Question

determine if the summation to infinity of the alternating sum is absolutely convergent, conditionally convergent or divergent: (-1)^(k+1)/k! (having problems simplifying the absolute convergence test, for some reason i was never taught how to simplify the factorial when it was in a fraction..)

Answer 1

Never heard it called the absolute convergence test. Are you talking about the ratio test?

Answer 2

\[\lim_{n \rightarrow \infty} \left| a(n+1)/a(n) \right|\] ?

Answer 3

yes haha

Answer 4

Ah ok. Well what your going to do is you write your function out, replacing "n" with "n+1". Then your going to divide it by your function written with just "n" for your variable.

Answer 5

But you can bypass that step by multiplying by the reciprocal once you get the hang of it.

Answer 6

yup got that, i'm having trouble simplifying that

Answer 7

Your k! when your replacing "k" with "k+1" will end up being "(k+1)!"

Answer 8

Is that what you meant or as you progress farther into the problem when you have k! over (k+1)!

Answer 9

further, taking the limit of the already established reciprocal

Answer 10

multiplaction step

Answer 11

ok. And what exact thing are you having trouble multiplying?

Answer 12

finding the limit

Answer 13

right now i have 1^(k+1)+1/(k+1)! * k!/1^(k+1)

Answer 14

so whats next? how do i find that limit/simplifiy that fraction

Answer 15

Ok. there is a property that comes into play when you have n!/(n+1)!. I'm trying to think of how to show it. It reduces it down.

Answer 16

Let me look in my notes real quick

Answer 17

ok :)

Answer 18

cause i'll also need that rule to test the original function for convergence

Answer 19

Ok here is what happens.

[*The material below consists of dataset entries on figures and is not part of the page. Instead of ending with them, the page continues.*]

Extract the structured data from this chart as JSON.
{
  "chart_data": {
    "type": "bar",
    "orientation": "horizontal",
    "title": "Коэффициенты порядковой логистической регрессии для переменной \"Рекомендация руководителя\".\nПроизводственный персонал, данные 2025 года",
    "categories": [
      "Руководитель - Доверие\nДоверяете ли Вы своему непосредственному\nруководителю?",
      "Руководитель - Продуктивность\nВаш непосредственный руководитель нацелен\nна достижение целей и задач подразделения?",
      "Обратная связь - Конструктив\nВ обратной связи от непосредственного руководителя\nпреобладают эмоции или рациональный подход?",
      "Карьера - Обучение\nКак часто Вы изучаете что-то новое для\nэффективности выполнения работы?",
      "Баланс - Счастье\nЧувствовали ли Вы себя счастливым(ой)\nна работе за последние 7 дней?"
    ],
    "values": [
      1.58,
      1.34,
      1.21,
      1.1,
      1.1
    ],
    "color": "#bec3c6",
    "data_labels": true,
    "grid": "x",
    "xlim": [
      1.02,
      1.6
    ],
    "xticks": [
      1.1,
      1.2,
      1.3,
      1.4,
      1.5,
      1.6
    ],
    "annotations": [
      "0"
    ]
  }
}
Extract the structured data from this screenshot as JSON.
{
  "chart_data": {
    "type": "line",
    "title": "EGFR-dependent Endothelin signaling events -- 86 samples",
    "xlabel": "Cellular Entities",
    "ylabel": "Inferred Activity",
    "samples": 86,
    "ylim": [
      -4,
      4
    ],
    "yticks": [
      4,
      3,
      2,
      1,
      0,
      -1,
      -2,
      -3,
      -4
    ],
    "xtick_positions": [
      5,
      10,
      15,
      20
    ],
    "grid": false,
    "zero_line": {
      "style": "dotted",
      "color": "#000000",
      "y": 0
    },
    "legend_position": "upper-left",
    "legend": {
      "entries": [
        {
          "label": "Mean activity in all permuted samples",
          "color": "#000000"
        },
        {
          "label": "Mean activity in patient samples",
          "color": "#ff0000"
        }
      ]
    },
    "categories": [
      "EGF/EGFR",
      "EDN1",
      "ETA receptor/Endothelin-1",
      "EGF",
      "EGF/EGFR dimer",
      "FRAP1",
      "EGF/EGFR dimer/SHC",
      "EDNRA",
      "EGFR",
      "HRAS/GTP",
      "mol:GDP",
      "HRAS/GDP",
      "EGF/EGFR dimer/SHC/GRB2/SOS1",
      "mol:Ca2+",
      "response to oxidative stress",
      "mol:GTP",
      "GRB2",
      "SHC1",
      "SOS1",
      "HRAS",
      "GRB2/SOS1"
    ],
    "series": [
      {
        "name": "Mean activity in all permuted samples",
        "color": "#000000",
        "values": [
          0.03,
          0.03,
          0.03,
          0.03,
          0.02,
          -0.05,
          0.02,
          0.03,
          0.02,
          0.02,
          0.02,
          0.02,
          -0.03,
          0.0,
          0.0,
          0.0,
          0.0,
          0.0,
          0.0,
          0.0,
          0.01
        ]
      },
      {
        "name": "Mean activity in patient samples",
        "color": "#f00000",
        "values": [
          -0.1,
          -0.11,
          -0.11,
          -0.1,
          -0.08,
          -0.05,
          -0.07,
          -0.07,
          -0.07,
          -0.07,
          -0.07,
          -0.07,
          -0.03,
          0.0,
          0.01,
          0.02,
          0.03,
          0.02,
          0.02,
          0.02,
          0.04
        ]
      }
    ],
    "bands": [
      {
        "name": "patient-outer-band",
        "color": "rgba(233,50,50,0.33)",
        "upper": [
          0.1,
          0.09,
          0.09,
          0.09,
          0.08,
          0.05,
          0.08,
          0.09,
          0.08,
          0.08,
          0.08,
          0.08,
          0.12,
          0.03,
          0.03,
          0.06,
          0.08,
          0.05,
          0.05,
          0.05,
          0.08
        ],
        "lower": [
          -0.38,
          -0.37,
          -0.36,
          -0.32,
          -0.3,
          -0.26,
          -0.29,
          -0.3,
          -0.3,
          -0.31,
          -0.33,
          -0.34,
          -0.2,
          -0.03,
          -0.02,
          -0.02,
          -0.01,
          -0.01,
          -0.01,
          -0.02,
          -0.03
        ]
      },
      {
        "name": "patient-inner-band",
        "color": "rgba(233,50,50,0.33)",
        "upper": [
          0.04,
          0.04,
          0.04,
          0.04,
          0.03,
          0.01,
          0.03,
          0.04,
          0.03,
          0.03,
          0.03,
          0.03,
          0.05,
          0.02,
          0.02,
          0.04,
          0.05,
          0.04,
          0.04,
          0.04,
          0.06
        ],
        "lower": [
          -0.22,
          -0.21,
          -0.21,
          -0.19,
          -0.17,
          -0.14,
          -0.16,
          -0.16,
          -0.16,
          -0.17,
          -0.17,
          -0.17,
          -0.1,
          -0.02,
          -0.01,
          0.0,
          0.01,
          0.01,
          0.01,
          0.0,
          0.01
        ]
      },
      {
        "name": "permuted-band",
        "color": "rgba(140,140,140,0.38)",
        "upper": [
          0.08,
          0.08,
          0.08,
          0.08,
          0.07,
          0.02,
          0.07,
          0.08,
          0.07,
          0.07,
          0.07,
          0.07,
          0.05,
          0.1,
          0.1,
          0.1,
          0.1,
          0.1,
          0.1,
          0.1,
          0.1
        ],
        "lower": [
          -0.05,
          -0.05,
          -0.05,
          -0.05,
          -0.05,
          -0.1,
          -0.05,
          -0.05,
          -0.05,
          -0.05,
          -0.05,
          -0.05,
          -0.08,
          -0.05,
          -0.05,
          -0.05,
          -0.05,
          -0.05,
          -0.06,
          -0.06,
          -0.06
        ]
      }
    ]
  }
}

Lets say you have n! over (n+1)!. Your result will be (n+1) in the denominator (no factorial)

Answer 20

The factorials cancel each other in a way.

Answer 21

..and you'll keep the constants right?

Answer 22

Well the only thing affected in what I just told you is your k! and (k+1)! The rest of the problem reduces just like typical multiplication & cancelling.

Answer 23

So the first term in what you have right now has a (k+1) in the denominator instead of (k+1)!

Answer 24

so i'll end up taking the limit of 1/k+1 ?

Answer 25

I believe so

Answer 26

wonderful :)

Answer 27

thanks for your help! :)

Answer 28

Your very welcome